In 2008 the company rolled out the M&P45 Compact. Its barrel measures 4" and the gun had a shortened grip that resulted in magazine capacities dropping to either eight or 10 rounds. Sales were solid, but the company had something better on the drawing board.
Smith & Wesson’s M&P9 Shield and M&P40 Shield hit store shelves in 2012. Last year the 9 mm version (former) ranked number four in sales volume for semi-automatic pistols among FFLs using the services of Gunbroker.com.

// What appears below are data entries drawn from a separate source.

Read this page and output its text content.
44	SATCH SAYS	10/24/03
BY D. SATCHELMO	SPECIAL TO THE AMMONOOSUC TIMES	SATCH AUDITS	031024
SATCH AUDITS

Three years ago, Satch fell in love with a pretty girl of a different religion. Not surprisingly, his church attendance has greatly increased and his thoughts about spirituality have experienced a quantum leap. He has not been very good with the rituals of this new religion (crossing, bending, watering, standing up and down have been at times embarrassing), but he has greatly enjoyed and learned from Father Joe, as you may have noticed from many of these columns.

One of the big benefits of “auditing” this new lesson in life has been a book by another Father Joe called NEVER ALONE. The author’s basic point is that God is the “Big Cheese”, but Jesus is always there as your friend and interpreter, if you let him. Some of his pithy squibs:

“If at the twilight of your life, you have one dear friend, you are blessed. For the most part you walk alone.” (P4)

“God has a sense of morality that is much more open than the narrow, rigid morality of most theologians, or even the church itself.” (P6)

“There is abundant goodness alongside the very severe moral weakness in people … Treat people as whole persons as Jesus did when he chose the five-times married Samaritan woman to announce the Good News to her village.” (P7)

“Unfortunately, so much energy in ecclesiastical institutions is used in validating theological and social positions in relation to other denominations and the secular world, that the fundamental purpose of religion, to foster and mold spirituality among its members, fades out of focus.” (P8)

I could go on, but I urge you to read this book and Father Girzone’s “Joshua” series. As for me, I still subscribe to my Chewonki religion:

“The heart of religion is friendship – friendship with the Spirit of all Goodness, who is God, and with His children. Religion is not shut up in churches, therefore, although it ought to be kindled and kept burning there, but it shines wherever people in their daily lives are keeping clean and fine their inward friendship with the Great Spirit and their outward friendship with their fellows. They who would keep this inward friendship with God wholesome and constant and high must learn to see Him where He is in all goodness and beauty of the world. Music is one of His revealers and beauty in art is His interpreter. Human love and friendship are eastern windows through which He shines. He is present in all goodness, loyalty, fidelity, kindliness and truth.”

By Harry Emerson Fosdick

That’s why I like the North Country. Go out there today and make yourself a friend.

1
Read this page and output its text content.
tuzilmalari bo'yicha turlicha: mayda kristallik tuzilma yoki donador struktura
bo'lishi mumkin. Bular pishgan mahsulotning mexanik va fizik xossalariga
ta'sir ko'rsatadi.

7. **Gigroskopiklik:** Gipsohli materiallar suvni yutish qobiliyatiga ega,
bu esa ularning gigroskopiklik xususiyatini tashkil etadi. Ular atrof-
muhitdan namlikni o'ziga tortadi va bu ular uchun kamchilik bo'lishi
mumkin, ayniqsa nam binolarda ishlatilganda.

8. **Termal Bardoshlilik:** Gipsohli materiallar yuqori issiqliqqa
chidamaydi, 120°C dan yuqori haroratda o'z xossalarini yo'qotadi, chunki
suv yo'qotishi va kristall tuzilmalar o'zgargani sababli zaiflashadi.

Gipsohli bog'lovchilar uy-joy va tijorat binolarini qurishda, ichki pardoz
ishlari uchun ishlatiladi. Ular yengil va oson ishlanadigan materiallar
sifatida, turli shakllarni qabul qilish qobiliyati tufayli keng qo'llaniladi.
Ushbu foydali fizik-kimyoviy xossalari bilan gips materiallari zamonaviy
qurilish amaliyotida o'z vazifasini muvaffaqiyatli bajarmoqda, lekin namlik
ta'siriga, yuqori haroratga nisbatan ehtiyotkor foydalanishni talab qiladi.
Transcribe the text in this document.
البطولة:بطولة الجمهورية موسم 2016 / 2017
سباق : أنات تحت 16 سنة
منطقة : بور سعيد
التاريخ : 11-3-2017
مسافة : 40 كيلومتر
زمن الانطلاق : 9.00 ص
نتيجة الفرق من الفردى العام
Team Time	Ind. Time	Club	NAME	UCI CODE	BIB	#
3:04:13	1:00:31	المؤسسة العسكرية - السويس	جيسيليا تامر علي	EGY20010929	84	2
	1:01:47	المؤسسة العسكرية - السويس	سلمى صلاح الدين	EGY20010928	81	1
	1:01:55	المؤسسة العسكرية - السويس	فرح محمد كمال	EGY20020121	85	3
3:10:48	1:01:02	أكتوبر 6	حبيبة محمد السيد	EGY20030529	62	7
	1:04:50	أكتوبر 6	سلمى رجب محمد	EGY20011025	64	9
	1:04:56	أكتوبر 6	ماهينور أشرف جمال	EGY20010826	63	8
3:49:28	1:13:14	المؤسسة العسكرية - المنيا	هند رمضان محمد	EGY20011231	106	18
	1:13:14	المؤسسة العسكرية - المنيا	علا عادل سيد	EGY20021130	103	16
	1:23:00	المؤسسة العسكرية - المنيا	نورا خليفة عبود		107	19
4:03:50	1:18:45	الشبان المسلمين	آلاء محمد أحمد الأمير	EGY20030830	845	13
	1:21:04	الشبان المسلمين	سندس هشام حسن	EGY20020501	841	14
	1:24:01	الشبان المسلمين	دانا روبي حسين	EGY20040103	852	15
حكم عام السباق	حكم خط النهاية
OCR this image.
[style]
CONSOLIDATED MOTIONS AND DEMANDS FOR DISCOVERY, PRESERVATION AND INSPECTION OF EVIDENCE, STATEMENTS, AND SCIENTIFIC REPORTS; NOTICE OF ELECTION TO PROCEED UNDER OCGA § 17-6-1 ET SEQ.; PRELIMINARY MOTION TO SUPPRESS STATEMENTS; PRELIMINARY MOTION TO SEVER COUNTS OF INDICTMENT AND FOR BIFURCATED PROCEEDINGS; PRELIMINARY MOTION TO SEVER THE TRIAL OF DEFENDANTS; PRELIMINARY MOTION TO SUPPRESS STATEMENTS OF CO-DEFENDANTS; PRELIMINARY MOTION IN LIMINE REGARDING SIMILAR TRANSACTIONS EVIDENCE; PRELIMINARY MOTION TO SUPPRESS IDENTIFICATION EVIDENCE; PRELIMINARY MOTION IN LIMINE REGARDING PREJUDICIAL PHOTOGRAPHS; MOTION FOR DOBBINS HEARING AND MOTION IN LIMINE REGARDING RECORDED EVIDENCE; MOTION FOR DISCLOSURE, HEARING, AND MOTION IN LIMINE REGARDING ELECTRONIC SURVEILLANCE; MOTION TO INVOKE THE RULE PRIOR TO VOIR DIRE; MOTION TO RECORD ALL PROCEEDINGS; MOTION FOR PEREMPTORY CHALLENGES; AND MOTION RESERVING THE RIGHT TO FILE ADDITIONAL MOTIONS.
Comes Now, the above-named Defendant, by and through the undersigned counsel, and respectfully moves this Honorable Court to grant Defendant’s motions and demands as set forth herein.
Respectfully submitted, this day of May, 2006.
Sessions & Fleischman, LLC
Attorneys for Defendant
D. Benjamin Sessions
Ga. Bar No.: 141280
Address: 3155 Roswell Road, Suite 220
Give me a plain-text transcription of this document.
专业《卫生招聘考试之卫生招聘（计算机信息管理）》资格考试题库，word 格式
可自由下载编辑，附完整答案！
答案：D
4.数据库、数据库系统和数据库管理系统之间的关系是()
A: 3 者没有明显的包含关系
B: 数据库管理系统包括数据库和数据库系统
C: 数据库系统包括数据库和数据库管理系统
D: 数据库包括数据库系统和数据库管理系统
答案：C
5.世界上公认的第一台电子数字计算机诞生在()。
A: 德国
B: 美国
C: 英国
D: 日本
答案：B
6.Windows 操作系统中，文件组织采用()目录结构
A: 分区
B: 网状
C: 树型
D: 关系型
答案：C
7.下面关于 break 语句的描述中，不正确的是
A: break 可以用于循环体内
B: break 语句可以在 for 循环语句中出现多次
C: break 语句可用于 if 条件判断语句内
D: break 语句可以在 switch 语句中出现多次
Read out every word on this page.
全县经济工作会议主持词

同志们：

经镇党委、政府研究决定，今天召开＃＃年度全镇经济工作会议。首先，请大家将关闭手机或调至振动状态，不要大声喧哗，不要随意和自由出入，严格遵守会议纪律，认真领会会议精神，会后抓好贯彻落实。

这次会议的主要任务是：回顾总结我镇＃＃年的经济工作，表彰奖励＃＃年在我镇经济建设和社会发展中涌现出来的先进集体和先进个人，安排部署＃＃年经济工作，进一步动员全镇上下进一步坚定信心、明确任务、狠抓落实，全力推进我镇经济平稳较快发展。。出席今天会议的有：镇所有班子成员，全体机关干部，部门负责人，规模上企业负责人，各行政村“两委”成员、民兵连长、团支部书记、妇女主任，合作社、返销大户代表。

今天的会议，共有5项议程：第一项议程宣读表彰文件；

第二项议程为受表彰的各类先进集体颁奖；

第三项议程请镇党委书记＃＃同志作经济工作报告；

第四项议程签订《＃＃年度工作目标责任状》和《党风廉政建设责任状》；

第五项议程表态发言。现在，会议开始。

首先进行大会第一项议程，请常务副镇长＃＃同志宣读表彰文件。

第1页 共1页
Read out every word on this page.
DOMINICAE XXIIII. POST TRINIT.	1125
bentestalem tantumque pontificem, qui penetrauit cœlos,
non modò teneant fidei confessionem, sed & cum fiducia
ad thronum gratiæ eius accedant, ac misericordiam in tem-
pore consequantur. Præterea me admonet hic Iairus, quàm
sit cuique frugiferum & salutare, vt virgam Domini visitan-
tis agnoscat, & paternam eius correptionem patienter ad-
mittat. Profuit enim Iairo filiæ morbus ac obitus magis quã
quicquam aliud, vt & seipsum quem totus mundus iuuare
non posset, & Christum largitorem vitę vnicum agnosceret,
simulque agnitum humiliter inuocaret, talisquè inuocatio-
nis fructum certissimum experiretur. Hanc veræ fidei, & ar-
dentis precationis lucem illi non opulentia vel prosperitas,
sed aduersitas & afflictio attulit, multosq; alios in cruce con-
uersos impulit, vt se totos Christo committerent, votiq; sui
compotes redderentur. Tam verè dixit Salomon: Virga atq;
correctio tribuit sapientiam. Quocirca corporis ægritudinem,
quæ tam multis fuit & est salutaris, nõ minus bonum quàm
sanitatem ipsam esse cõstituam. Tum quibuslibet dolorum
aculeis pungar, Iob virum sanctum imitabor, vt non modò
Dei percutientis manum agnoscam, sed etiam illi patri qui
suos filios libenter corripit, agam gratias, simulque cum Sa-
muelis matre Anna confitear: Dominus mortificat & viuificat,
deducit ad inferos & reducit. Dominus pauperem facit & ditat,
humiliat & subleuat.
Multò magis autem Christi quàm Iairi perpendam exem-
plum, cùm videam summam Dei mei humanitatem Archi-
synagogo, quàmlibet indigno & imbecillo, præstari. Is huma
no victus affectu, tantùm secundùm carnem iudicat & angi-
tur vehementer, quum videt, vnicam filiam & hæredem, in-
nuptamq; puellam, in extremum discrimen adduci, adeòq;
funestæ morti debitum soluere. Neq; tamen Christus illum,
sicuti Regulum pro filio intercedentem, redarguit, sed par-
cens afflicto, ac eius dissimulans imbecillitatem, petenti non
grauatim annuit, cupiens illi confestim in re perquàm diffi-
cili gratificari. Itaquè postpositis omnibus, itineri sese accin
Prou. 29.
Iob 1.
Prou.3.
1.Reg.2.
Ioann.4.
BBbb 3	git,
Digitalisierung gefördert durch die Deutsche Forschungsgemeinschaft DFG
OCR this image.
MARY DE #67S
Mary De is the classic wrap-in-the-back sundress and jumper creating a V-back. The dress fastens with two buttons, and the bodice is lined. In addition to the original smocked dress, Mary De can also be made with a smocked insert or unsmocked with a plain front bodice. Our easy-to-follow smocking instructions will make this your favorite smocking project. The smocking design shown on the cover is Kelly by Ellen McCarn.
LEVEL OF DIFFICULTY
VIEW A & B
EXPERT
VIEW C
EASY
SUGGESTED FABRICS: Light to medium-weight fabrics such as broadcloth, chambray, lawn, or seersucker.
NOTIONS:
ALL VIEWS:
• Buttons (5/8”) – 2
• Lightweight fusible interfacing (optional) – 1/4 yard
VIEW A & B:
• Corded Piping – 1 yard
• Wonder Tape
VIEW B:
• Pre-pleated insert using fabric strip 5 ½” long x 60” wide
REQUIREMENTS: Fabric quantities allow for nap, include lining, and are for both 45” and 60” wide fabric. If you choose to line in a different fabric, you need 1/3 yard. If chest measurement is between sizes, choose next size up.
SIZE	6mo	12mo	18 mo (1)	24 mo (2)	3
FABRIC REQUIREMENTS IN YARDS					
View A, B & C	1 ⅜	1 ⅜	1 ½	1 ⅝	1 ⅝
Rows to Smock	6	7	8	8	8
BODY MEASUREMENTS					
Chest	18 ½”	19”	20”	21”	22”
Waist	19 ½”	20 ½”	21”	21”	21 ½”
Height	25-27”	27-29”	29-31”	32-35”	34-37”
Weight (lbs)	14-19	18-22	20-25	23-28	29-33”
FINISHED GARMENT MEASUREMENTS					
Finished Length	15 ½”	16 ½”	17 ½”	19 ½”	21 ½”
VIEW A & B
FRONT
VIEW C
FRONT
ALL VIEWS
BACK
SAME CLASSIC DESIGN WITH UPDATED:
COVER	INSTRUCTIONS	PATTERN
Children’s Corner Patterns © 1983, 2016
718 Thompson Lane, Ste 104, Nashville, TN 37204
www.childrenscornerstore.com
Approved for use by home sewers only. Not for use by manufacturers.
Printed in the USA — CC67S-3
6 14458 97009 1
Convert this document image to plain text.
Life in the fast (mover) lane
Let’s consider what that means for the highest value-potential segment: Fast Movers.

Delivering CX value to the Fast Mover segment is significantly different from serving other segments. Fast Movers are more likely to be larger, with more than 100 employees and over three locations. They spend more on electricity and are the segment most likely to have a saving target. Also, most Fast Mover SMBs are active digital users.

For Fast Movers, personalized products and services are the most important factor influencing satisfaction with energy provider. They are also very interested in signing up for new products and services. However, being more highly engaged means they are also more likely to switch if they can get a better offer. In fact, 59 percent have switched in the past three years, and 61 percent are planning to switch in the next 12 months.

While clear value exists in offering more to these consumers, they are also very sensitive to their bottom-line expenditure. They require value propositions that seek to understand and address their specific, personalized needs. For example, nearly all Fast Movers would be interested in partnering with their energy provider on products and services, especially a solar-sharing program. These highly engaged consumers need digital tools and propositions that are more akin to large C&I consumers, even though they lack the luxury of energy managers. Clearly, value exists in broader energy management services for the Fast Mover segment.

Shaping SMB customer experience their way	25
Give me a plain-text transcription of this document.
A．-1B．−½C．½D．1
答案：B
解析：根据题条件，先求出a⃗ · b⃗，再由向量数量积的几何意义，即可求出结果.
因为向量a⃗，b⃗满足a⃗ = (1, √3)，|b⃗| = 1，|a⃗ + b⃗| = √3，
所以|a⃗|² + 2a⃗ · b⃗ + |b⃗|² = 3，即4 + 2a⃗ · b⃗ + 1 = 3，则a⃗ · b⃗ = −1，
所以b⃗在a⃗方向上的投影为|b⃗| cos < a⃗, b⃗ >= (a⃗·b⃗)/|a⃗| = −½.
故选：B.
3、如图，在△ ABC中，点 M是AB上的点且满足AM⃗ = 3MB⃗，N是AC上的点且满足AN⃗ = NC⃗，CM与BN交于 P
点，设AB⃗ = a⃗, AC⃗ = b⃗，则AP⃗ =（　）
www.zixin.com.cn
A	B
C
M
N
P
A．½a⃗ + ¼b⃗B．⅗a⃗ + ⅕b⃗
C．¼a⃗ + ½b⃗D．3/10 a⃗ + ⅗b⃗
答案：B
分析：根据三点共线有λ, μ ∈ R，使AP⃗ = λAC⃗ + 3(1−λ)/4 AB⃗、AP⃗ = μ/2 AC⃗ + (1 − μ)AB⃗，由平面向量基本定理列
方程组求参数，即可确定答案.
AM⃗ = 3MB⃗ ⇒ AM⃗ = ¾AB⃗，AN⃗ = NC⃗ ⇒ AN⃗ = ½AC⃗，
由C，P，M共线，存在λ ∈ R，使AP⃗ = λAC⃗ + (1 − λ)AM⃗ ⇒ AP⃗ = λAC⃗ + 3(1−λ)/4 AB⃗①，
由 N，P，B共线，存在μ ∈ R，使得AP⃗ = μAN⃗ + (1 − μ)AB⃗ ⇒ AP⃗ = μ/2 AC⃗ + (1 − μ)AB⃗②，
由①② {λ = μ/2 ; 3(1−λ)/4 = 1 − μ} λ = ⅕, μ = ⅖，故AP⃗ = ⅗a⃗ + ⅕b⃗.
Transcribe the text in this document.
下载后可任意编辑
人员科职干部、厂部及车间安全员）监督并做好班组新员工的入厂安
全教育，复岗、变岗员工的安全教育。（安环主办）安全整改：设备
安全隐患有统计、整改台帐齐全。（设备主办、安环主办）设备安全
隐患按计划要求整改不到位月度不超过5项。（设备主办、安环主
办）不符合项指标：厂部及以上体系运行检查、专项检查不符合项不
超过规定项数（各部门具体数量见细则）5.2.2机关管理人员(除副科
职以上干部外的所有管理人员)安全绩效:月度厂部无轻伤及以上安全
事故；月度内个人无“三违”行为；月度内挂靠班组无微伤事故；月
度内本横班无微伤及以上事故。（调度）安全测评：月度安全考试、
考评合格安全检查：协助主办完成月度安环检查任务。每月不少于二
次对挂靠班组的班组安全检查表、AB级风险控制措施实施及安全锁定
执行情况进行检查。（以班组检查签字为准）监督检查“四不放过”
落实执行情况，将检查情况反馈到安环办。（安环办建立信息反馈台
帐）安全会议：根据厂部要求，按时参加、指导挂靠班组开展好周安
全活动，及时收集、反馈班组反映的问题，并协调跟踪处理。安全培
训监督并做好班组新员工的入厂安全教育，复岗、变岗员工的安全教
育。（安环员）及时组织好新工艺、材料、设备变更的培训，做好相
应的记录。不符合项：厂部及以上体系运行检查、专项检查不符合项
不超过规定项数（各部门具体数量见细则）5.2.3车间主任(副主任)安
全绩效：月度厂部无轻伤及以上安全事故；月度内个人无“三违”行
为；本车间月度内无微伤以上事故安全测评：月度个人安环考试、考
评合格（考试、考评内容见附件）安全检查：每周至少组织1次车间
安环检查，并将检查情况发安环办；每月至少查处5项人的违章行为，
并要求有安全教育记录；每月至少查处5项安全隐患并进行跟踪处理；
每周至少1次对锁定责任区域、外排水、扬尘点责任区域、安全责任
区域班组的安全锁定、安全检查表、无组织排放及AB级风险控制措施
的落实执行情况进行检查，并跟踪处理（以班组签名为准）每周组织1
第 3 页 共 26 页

There are many reasons—including Smith & Wesson’s renowned quality—for the demand. Options in the M&P9 Shield line are some of them. Today you can choose factory fresh models with or without a thumb safety, fiber-optic or white-dot sights and even versions compliant with regulations in states where firearm laws are more restrictive.
There’s no doubt, however, the vast majority of the attraction is due to the concealed-carry friendly build and features built into every model. The stainless-steel barrel is 3.1" long and the pistol’s total length comes in at only 6.1". It has a stainless steel slide with a long-lasting Armornite Black finish, rigid stainless steel chassis that reinforces the polymer frame and each ship with two magazines—a seven-round version for carry and an eight rounder for more full grip during practice sessions.
The striker-fired semi-automatic features the patented M&P takedown system, which allows for disassembly without pulling the trigger. At 20.8 ozs. it won’t weigh you down after a long day of carry and with MSRPs that run from $385 to $505, models aren’t an undue burden on a budgets, either.